Notable: Joins the large 9/10 group alongside Opus 4.7, Sonnet 4.6, Gemini 3 Flash, MiniMax M2.7, Qwen 3.6 Plus, DeepSeek V4 Flash, Kimi K2.6, Gemma 4 31B, Qwen 3.7 Plus, Kimi K2.7 Code, Fable 5, and HY3. The OpenAI family performs well on this straightforward question: GPT 5.4 (7), GPT 5.5 (10), GPT 5.6 Terra (9).

openai/gpt-5.6-sol — 10/10

Strengths:

All three levels correctly named: Privileged, Baseline, Restricted
Accurate descriptions of each level matching official documentation
Covers all three enforcement modes (enforce, audit, warn)
Good PSA context — covers enforcement mechanism and PSP replacement
No factual errors
Perfect identification of all three levels with correct descriptions

Weaknesses: None significant.

Notable: Joins GPT 5.5, Opus 4.8, DeepSeek V4 Pro, Qwen-35b, MiniMax M3, GLM-5.2, and Sonnet 5 as a co-winner with a perfect 10/10 on this question. The OpenAI family’s PSS knowledge continues to be strong: GPT 5.4 (7), GPT 5.5 (10), GPT 5.6 Terra (9), GPT 5.6 Sol (10). Sol surpasses Terra’s 9/10 with more complete additional context.

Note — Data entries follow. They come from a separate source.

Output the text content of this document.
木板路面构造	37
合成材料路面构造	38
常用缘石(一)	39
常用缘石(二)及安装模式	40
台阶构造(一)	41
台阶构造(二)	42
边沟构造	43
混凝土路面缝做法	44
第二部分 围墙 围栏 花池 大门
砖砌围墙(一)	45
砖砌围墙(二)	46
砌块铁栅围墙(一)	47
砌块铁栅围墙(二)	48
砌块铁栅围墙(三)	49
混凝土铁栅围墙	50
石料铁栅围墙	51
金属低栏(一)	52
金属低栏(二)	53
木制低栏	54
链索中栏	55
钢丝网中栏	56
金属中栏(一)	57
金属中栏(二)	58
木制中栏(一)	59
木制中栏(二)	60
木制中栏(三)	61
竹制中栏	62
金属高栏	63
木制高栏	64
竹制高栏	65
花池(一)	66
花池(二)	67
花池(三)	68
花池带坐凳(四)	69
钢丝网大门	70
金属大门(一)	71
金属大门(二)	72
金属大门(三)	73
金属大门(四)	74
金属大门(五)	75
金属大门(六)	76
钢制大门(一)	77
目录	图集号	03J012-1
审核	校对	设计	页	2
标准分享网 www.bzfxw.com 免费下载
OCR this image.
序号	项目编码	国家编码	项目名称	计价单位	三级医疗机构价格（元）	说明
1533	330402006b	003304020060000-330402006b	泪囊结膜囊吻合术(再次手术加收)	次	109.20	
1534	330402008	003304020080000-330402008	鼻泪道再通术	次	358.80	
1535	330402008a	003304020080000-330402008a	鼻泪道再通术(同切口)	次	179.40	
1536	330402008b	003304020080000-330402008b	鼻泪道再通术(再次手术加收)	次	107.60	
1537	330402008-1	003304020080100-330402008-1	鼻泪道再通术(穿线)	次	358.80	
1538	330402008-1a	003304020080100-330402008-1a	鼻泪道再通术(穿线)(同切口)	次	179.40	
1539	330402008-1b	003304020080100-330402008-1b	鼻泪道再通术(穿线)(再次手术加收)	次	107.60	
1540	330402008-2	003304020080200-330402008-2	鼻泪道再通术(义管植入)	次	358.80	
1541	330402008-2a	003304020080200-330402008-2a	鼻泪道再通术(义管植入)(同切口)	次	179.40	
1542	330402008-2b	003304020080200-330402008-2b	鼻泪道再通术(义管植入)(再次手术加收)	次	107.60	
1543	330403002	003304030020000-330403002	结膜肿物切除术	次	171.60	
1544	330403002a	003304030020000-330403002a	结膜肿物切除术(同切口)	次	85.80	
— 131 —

moonshotai/kimi-k3 – 10/10

Strengths:

All three levels correctly named: Privileged, Baseline, Restricted
Accurate descriptions of each level matching official documentation
Covers all three enforcement modes (enforce, audit, warn)
Good PSA context – covers enforcement mechanism via PSA controller with enforce/audit/warn modes
No factual errors

Weaknesses: None significant.

Notable: Joins GPT 5.6 Sol, GPT 5.5, Opus 4.8, DeepSeek V4 Pro, Qwen-35b, MiniMax M3, GLM-5.2, and Sonnet 5 as a co-winner with a perfect 10/10 on this question. The Moonshot family’s PSS knowledge is strong and improving: K2.6 (9), K2.7 Code (9), K3 (10).

xiaomi/mimo-v2.5 — 10/10

Strengths:

Correctly names all three levels (Privileged, Baseline, Restricted) with accurate descriptions of what each permits/restricts
Correctly ties enforcement to Pod Security Admission and namespace labels
Notes PSA superseded PodSecurityPolicy

Weaknesses: None significant.

Notable: A perfect 10/10 tying the co-winners — one of MiMo’s strongest answers, showing confident knowledge of well-documented PSS concepts. This is a shared top score, not a sole win.

Key Findings

All models answered correctly: As the scoring notes predicted, this is a basic question and all five models correctly identified Privileged, Baseline, and Restricted.
Differentiation is in depth and additional context: The gap between models comes from enforcement modes, PSA details, and the specifics of what each level restricts — not from getting the core answer wrong.
Gemini 3 Flash and Claude provided the most complete answers: Both included enforcement modes and namespace-level application, giving the reader a more complete picture of how PSS works in practice.
GPT 5.4 was unnecessarily brief: Offering to elaborate without doing so is a weaker approach than just providing a thorough answer upfront.
MiniMax M2.5’s PCI-DSS claim is a fabrication: The official PSS documentation makes no reference to PCI-DSS compliance. This is the only factual error across all five responses.